Analysis  |  By Christopher Cheney  
   May 20, 2019

With higher out-of-pocket costs, patients face significant financial side effects from their care.

With proactive communication and engagement, clinicians can ease the financial burden of their patients.

Out-of-pocket costs such as high-deductible health plans have expanded over the past decade. In 2018, 29% of patients with private insurance were enrolled in high-deductible health plans, up 25 percentage points from 2006. More than a quarter of Americans have trouble paying medical bills.

In this month's edition of Annals of Internal Medicine, researchers provide seven approaches to having effective cost-of-care conversations with patients:

1. Patient engagement: Most physicians take a passive approach to discussing patient finances. Months can be wasted before clinicians find out patients can't afford their medications. Patients should be screened for financial hardship.

2. Cost estimates: Clinicians make medical prognoses that allow patients to plan for their care, and they should make financial prognoses that help patients plan financially. Discussing costs early in care boosts awareness of available resources and increases patients' ability to plan for expensive treatments. Clinicians should consider financial burden as a side effect of medical treatment and try to prevent it.

3. Anticipate costs: Most patients are concerned about the indirect costs of their medical appointments such as lost income, transportation, and childcare. Through communication with patients, these costs should be anticipated.

4. Make exploring out-of-pocket costs routine: Hospitals and physician practices can give patients information about health insurance availability, local health-related resources, and tools for initiating cost-of-care conversations during clinic visits. Implementing a cost-conversation screening system should engage patients, ease shame patients feel about financial problems, and give patients options to speak with clinicians or ancillary staff.

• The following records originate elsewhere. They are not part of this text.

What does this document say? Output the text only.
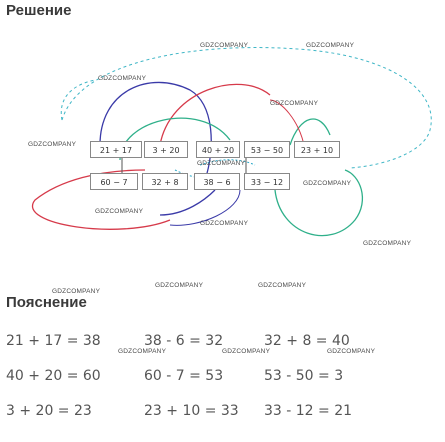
Решение
21 + 17	3 + 20	40 + 20	53 − 50	23 + 10
60 − 7	32 + 8	38 − 6	33 − 12
GDZCOMPANY	GDZCOMPANY
GDZCOMPANY
GDZCOMPANY
GDZCOMPANY
GDZCOMPANY
GDZCOMPANY
GDZCOMPANY
GDZCOMPANY
GDZCOMPANY
GDZCOMPANY	GDZCOMPANY
GDZCOMPANY
GDZCOMPANY	GDZCOMPANY	GDZCOMPANY
Пояснение
21 + 17 = 38	38 - 6 = 32	32 + 8 = 40
40 + 20 = 60	60 - 7 = 53	53 - 50 = 3
3 + 20 = 23	23 + 10 = 33 33 - 12 = 21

5. Adjusting workflows: Clinicians should work cost-of-care conversations into their daily workflows. Effective strategies include assigning one staff member to serve as the out-of-pocket cost problem-solver to develop expertise and efficiency, using the electronic health record (EHR) to document patients' financial need, and mining the EHR for cost data and insurance coverage.

6. Ancillary staff play central role: Most practices involve ancillary staff—medical assistants, nurses, front desk staff, and financial counselors—in cost-of-care conversations. Ancillary staff generally have more flexibility in their workflows to accommodate financial conversations with patients, and their views on cost of care often align closely with patient views compared to clinician views.

7. Practice makes perfect: As clinicians conduct more cost-of-care conversations, the discussions become more effective and efficient. Clinicians who conduct cost-of-care conversations are more likely to consider cost in medical decisions.

Christopher Cheney is the CMO editor at HealthLeaders.


KEY TAKEAWAYS

More than a quarter of Americans struggle with medical bills.

Patients should be screened for financial hardship.

Exploration of out-of-pocket costs should be routine at hospitals and physician practices.